The NYT details Icahn’s continuing assault on Time Warner here.
One of the downsides of the blogosphere: People write too short. Where’s the rest of this provocative thesis? No Professor Gutkind, we want the long version.
Google has added a movie exec to its board, says the NY Post.
Newspapers are thriving if you measure online traffic, according to Editor & Publisher.
And media magnate Rupert Murdoch continues to do the PR rounds as he talks to The Independent.
Let the Award Season begin. Yes, it is a horse race, and much as the indie folks would like to believe that it isn’t true, the Indie Spirit contenders that are also Oscar contenders are usually the ones that win. All five best feature nominees, Brokeback Mountain, Capote, Good Night, and Good Luck, The Squid and the Whale, and The Three Burials of Melquiades Estrada, will be given a boost toward entering the Oscar race as well. But it doesn’t help Tommy Lee Jones not to land a Best Actor or Director slot, nor does it help Capote’s Bennett Miller not to land a directing slot. Among the actors, Philip Seymour Hoffman, Heath Ledger and David Straithairn are already front runners in the Oscar race;the indie nominations give Jeff Daniels and Terrence Howard a much-needed push. Others who could benefit from this indie shot in the arm are supporting players Amy Adams for Junebug and Matt Dillon for Crash. Felicity Huffman gets extra juice from the Transamerica nod. And director Alex Gibney is looking good in the documentary race for “Enron: The Smartest Guys in the Room.”

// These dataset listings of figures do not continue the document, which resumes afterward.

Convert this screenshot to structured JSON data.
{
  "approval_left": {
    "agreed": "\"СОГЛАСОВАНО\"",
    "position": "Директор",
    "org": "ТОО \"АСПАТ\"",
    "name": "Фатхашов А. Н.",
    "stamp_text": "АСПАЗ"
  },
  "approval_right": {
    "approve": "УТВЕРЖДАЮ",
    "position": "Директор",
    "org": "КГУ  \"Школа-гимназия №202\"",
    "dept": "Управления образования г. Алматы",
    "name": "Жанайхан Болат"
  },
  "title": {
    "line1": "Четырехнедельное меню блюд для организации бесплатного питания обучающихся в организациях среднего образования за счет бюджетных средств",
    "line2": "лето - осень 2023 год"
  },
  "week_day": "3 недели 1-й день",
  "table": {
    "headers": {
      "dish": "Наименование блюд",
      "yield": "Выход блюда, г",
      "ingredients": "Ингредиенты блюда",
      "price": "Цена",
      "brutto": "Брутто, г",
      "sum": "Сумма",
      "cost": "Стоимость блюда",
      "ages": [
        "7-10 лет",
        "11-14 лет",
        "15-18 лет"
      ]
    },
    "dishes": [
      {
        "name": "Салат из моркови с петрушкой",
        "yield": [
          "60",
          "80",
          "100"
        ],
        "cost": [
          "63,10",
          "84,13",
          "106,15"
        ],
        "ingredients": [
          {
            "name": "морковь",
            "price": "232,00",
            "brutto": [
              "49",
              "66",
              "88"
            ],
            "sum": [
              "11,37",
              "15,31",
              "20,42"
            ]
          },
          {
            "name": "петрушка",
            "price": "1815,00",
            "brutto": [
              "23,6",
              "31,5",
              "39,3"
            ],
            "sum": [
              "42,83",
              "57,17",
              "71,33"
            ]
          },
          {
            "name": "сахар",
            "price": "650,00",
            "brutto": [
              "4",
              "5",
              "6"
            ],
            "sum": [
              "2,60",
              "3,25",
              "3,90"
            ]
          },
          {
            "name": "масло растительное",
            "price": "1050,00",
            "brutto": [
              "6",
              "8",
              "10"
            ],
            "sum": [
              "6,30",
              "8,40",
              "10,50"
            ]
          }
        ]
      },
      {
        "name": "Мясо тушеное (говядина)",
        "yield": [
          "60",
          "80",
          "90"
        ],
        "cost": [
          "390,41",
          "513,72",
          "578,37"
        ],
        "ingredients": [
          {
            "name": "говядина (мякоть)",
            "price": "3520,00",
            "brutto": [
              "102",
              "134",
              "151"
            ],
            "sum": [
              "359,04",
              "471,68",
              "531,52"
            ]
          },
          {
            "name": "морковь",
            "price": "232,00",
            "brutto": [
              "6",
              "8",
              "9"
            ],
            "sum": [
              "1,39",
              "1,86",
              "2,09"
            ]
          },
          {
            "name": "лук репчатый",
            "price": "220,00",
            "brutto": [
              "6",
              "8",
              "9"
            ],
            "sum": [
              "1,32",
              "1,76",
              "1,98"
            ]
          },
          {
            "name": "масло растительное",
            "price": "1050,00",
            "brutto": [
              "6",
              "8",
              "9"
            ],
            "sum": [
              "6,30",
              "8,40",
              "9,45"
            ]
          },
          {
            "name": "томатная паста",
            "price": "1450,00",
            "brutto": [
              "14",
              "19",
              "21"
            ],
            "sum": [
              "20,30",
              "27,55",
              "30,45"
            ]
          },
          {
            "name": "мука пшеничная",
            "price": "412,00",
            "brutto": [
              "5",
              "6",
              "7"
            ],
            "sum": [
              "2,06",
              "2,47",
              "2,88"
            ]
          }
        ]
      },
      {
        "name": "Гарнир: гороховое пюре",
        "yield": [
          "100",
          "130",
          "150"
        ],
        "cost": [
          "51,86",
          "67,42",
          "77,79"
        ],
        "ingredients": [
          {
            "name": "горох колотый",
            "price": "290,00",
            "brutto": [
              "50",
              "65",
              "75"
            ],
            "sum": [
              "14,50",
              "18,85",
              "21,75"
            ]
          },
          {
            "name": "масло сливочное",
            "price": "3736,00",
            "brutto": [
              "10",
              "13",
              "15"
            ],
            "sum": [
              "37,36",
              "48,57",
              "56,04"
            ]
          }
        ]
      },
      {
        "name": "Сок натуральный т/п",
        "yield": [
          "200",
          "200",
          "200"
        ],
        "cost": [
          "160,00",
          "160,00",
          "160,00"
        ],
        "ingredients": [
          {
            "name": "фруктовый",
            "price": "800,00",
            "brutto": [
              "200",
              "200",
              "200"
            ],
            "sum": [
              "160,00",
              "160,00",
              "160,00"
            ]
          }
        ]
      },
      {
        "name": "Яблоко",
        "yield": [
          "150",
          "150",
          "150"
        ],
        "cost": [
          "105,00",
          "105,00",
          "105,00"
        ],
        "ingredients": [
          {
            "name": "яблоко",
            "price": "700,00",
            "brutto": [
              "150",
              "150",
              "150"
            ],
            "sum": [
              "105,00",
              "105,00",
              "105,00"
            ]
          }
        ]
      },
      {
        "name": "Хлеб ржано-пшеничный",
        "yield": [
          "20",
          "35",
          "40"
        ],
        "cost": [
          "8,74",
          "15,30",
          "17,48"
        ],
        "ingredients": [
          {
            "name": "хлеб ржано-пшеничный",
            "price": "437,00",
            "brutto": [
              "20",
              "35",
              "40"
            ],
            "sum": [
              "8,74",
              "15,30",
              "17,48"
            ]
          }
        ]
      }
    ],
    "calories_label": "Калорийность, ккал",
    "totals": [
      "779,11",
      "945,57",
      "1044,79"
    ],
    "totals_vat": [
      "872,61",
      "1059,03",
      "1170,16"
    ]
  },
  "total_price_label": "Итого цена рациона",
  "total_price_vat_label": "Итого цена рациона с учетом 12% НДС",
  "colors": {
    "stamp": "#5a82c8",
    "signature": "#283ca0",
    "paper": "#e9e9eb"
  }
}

Here’s an Oscar post. When Diane Keaton came to my UCLA Extension class, she was funny, and charming, and admitted, to her chagrin, that after she ably carried Nancy Meyers’ mature relationship comedy “Something’s Gotta Give,” which grossed $267 million worldwide, she figured that her phone would start ringing. (Needless to say, aging Lotharios like Jack Nicholson, Warren Beatty and Robert Redford get more offers than Keaton does.) But it didn’t happen, so that when Tom Bezucha’s “Family Stone” script finally came her way, she jumped at it. “Family Stone” could yield Keaton (who will be profiled in Time), her fifth Oscar nomination (she won for “Annie Hall”) and her first as a supporting actress. Keaton has been delivering the goods her entire career. It’s a crime Hollywood doesn’t come up with more stuff for her to do.
Patrick Goldstein called to ask about my take on early Oscar predictions and the impact of the rising number of Oscar blogs. He seems to want to return to some kind of pure cinema utopia, where movies have the time to unspool and build good word at their leisure without having to worry about being fussed over by the petty fast-breaking media. I’m glad he liked The New World, which I saw this weekend. He was at an even earlier screening. Which is something he’s accustomed to. He and his LA Times colleagues like to cherry pick the best screenings annd stories before the rabble get their access. I suspect that Patrick is uncomfortable with the nagging sense that the declining Old Order has been superseded by something quicker and dirtier. Yes, I want Patrick to take the time to write a thoughtful well-reported elegantly written column like this one. But he may feel the LA Times position at the top of the LA journalism food chain slipping slightly. When solo bloggers like NY’s Dave Kehr are getting more than 5000 hits a day and are quoted in print ads like The Ice Harvest without a staff affiliation, it means that the Internet is messing with the establishment.
Of course, the studios have long ago figured out how to coopt giant fanboy sites like aint-it-cool-news to their own ends, showering Harry Knowles and his minions with ads, early access and information. They throw the material up, some of it refreshingly first-hand, but it’s willy-nilly, not reported and checked. Would I rather read the “responsible” media? Of course, strong reporting in Time, Newsweek and and the big city dailies is more likely to be well-written and organized by experienced experts. But these publications all have tricky relationships with the Power Elites that they cover, be it Hollywood or Washington. The delightful thing about the blogosphere is finding the independent voices who haven’t been coopted at all.
As for Oscar blogging, I do find myself restraining from weighing in too much too early on the Oscar race—which after all, is going to be going on for a while. Partly, I’m saving stuff for the column. Here, the LA Times’ own The Envelope strikes back. As does, predictably, David Poland.
At Peter Jackson’s behest, Devin Gordon delivers the first reviews of his three-hour remake of King Kong. It’s a rave, natch.
I doubt that the Vogue editor had that kind of power. If the glossy mag V Life was making money, it would be going forward. Celebrity mags are a competitive, costly business.